The Eagles will not put the franchise tag on any of their free agents, a team source said yesterday.

NFL teams have until tomorrow to designate a franchise or transition player in advance of the start of free agency Feb. 27.

In 2008, the Eagles designated tight end L.J. Smith as a franchise player. Under the terms of the collective-bargaining agreement, Smith received the average salary of the top five players at his position. But Smith had a disappointing season and the Eagles probably won't offer him a contract.

The source also did not deny the Eagles plan to meet with Donovan McNabb's agent, Fletcher Smith, to discuss a contract extension, and seemed confident a deal will be completed with the 32-year-old quarterback. McNabb has two years remaining on his current deal. Smith could not be reached for comment.

With considerable salary-cap room and two first-round draft picks, the Eagles are optimistic about improving the team as they head to Indianapolis today for the start of the NFL scouting combine. During the next seven days, top college players work out at the Lucas Oil Stadium, get medical exams and interview with teams in advance of the draft April 25-26.

The Eagles have 10 draft picks, including the 21st and 28th overall, which could allow them to move higher in the first round if there is a player they really want.

Teams try to mesh draft decisions with free agency choices, and salary-cap space is a factor.

According to, the Eagles are $31 million below the mandatory salary-cap figure of $124 million for the 2009 season. A team source wouldn't confirm that figure, but said the Eagles have plenty of cap room if they choose to be aggressive in free agency.

Applying a franchise tag will restrict or prohibit players from negotiating with other teams, but also guarantees a certain level of pay, which varies by position.

There are two types of franchise players. An exclusive franchise player can't negotiate with any other team, but is guaranteed the average of the five highest-paid players at his position for the coming season. A non-exclusive franchise player is guaranteed the average of the five highest-paid players at his position for the previous year, but he can negotiate with other teams. If he signs with a new team and the old team declines to match the offer, the old team gets two first-round picks.

Twelve teams designated franchise players last year, according to the NFL Players Association. The Giants made running back Brandon Jacobs their franchise player this year.

One of the Eagles' more pressing needs is at offensive tackle, so it seemed possible they might designate Tra Thomas as a franchise player because both Thomas, 34, and right tackle Jon Runyan, 35, can become free agents. But the franchise-tag salary for offensive linemen is $8.45 million.

The source indicated the team hopes to come to terms with Thomas, who has protected McNabb's blind side the last 11 seasons. Thomas's agent, Peter Schaffer, declined comment yesterday when reached by telephone.

"I shy away from discussing negotiations in public," Schaffer said.

Runyan is recovering from microfracture surgery on his right knee in mid-January and is out four to six months. The procedure is designed to build cartilage. The team source said the Eagles probably will wait to see how Runyan recovers.

At this stage, Virginia's Eugene Monroe, Baylor's Jason Smith, Alabama's Andre Smith and Mississippi's Michael Oher are considered the top tackles in the draft.

Safety Brian Dawkins and running back Correll Buckhalter are also unsigned. The team source said the Eagles will most likely sign the popular Dawkins, who was chosen to play in his seventh Pro Bowl and proved he still has mileage left even though he'll turn 36 next season.

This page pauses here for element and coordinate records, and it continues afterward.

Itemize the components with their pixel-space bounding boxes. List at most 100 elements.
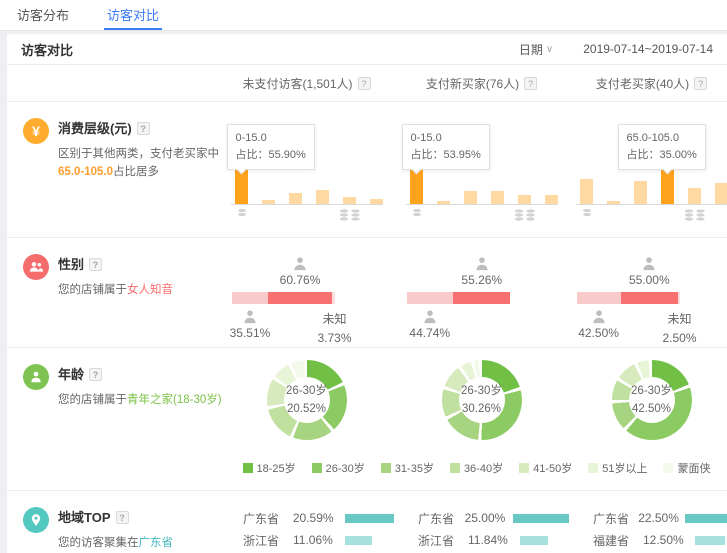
tab-visitor-comparison[interactable]: 访客对比 [104,0,162,30]
bar [545,195,558,204]
tab-visitor-distribution[interactable]: 访客分布 [14,0,72,30]
tooltip-range: 65.0-105.0 [627,130,697,147]
gender-chart-new-buyers: 55.26%44.74% [394,238,569,347]
unknown-percent: 3.73% [318,329,352,348]
legend-label: 31-35岁 [395,460,434,476]
help-icon[interactable]: ? [524,77,537,90]
gender-bar [407,292,511,304]
bar [715,183,727,204]
section-region-top: 地域TOP? 您的访客聚集在广东省 广东省20.59%浙江省11.06% 广东省… [7,491,727,553]
visitor-comparison-panel: 访客对比 日期 ∨ 2019-07-14~2019-07-14 未支付访客(1,… [7,34,727,553]
tooltip-range: 0-15.0 [236,130,306,147]
region-bar [520,536,548,545]
age-donut-old-buyers: 26-30岁42.50% [569,348,727,452]
donut-top-age-group: 26-30岁 [286,382,327,400]
gender-chart: 55.26%44.74% [407,254,557,344]
region-percent: 11.06% [293,533,345,547]
tooltip-value: 占比：53.95% [411,147,481,164]
donut-top-age-percent: 30.26% [462,400,501,418]
consume-chart-new-buyers: 0-15.0占比：53.95% [394,102,569,237]
x-axis [576,204,727,205]
unknown-label: 未知3.73% [318,310,352,348]
low-spend-coin-icon [582,207,592,221]
male-icon [591,309,607,327]
help-icon[interactable]: ? [694,77,707,90]
bar [343,197,356,204]
region-bar [685,514,727,523]
legend-label: 51岁以上 [602,460,647,476]
legend-item: 26-30岁 [312,460,365,476]
region-list-old-buyers: 广东省22.50%福建省12.50% [569,491,727,553]
help-icon[interactable]: ? [137,122,150,135]
section-description: 区别于其他两类，支付老买家中65.0-105.0占比居多 [58,145,226,182]
gender-people-icon [23,254,49,280]
legend-item: 51岁以上 [588,460,647,476]
column-header-label: 支付新买家(76人) [426,75,519,92]
legend-swatch [450,463,460,473]
gender-chart: 60.76%35.51%未知3.73% [232,254,382,344]
region-bar [513,514,569,523]
high-spend-coins-icon [339,208,361,225]
section-title: 性别? [58,254,226,273]
section-gender: 性别? 您的店铺属于女人知音 60.76%35.51%未知3.73% 55.26… [7,238,727,348]
chevron-down-icon: ∨ [546,44,553,55]
region-bar [345,514,394,523]
legend-swatch [312,463,322,473]
female-segment [268,292,331,304]
female-icon [641,256,657,274]
region-row: 广东省20.59% [243,507,394,529]
female-segment [621,292,678,304]
male-percent: 35.51% [230,326,271,340]
low-spend-coin-icon [237,207,247,221]
region-name: 浙江省 [418,532,468,549]
section-description: 您的访客聚集在广东省 [58,534,226,552]
region-list: 广东省22.50%福建省12.50% [569,491,727,553]
donut-center-label: 26-30岁30.26% [459,377,505,423]
region-name: 广东省 [418,510,465,527]
age-donut-new-buyers: 26-30岁30.26% [394,348,569,452]
chart-tooltip: 65.0-105.0占比：35.00% [618,124,706,170]
date-controls: 日期 ∨ 2019-07-14~2019-07-14 [519,41,713,58]
bar [316,190,329,204]
region-bar [695,536,725,545]
region-name: 浙江省 [243,532,293,549]
unknown-percent: 2.50% [663,329,697,348]
age-donut-chart: 26-30岁20.52% [267,360,347,440]
unknown-text: 未知 [318,310,352,329]
consume-chart-unpaid: 0-15.0占比：55.90% [219,102,394,237]
date-filter-dropdown[interactable]: 日期 ∨ [519,41,553,58]
bar [491,191,504,204]
gender-chart-old-buyers: 55.00%42.50%未知2.50% [569,238,727,347]
legend-swatch [381,463,391,473]
tooltip-range: 0-15.0 [411,130,481,147]
x-axis [231,204,383,205]
consume-chart-old-buyers: 65.0-105.0占比：35.00% [569,102,727,237]
unknown-label: 未知2.50% [663,310,697,348]
legend-label: 36-40岁 [464,460,503,476]
legend-item: 36-40岁 [450,460,503,476]
donut-top-age-percent: 42.50% [632,400,671,418]
age-legend: 18-25岁26-30岁31-35岁36-40岁41-50岁51岁以上蒙面侠 [219,460,727,476]
tabbar: 访客分布 访客对比 [0,0,727,31]
bar [688,188,701,204]
help-icon[interactable]: ? [116,511,129,524]
page-title: 访客对比 [21,40,73,59]
bar-chart: 0-15.0占比：53.95% [402,102,562,237]
male-icon [242,309,258,327]
help-icon[interactable]: ? [89,368,102,381]
unknown-segment [678,292,681,304]
region-bar [345,536,372,545]
section-description: 您的店铺属于女人知音 [58,281,226,299]
bar-chart: 65.0-105.0占比：35.00% [572,102,727,237]
section-title: 地域TOP? [58,507,226,526]
female-icon [474,256,490,274]
help-icon[interactable]: ? [89,258,102,271]
date-range-value[interactable]: 2019-07-14~2019-07-14 [583,42,713,56]
gender-bar [577,292,681,304]
legend-label: 41-50岁 [533,460,572,476]
region-name: 广东省 [243,510,293,527]
column-header-label: 支付老买家(40人) [596,75,689,92]
male-segment [232,292,269,304]
help-icon[interactable]: ? [358,77,371,90]
donut-top-age-group: 26-30岁 [461,382,502,400]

The team source didn't rule out trying to sign Buckhalter, who will be 31 next season, unless they can do better through free agency or the draft. Buckhalter has proved to be a capable replacement for Brian Westbrook, but the Eagles may opt to find a younger running back with pass-catching ability who can eventually succeed Westbrook. Westbrook will turn 30 in September and played through injuries during most of the 2008 season.

San Diego's Darren Sproles and the Giants' Derrick Ward are the most interesting running backs who could hit the open market. There have been rumblings, however, that Sproles will receive the franchise tag from the Chargers, and Ward has just hired agent Drew Rosenhaus, which means he probably wants a lot of money to be a starter somewhere.

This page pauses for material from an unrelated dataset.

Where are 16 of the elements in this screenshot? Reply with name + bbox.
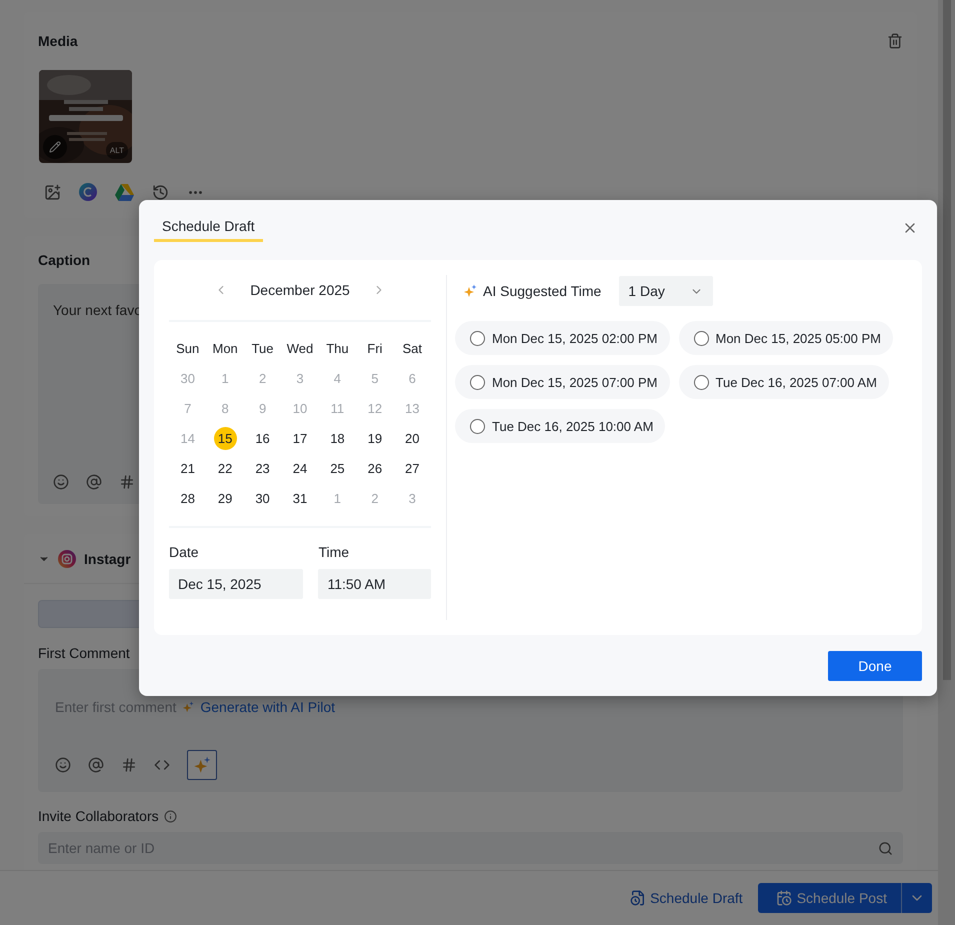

Smith's days as an Eagle are over, the team source said. Smith had only 37 catches for 298 yards and three touchdowns in 2008. He missed three games with injuries and the Eagles relied on his backup, Brent Celek, later in the season. Celek excelled during the playoff run to the NFC title game, catching 19 passes for 151 yards and three TDs in three postseason games. But the second-year tight end is not known for his blocking, and the Eagles could seek another tight end.

Oklahoma State's Brandon Pettigrew is widely regarded by analysts as the best tight end in the draft.